[EMAIL PROTECTED] wrote:
I'm dealing with an API that claims it doesn't support unicode characters with embedded nulls.
...
This depends on the encoding form you are using (and the API is expecting):Test all constituent bytes for 0x00.
- UTF-8 encodes a Unicode string into a sequence of bytes;
this sequence contains no 0x00 bytes.
Btw., ASCII characters are encoded the same way as in ASCII.
- UTF-16 encodes a Unicode string into a sequence of 16-bit units,
hence it makes no sense to look at this encoding bytewise.

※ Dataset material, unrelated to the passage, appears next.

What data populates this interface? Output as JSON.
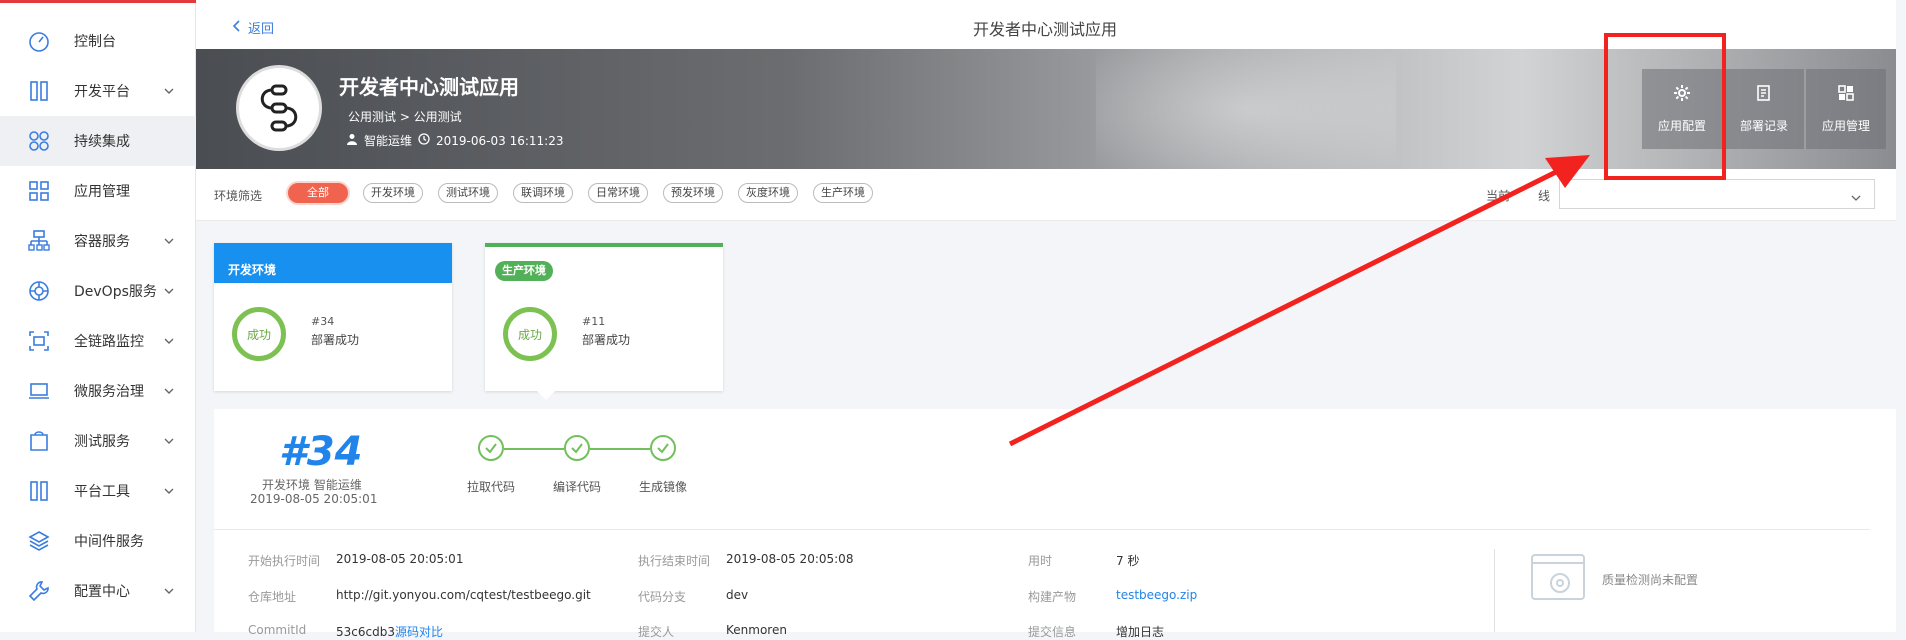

If you nevertheless treat a 16-bit unit as a sequence of two bytes
(repeat: this is a no-no), then you will most probably find
0x00 bytes therein; in particular, every ASCII character is
encoded as a sequence of the respective ASCII byte and a 0x00 byte
(both orders are possible, cf. <http://www.unicode.org/faq/utf_bom.html>).
- UTF-32 encodes a Unicode string into a sequence of 32-bit units,
hence it makes no sense to look at this encoding bytewise.
If you nevertheless treat a 32-bit unit as a sequence of four bytes
(repeat: this is a no-no), then you will certainly find
0x00 bytes therein; in particular, every ASCII character is
encoded as a sequence of the respective ASCII byte and three
0x00 bytes.
Best wishes,
Otto Stolz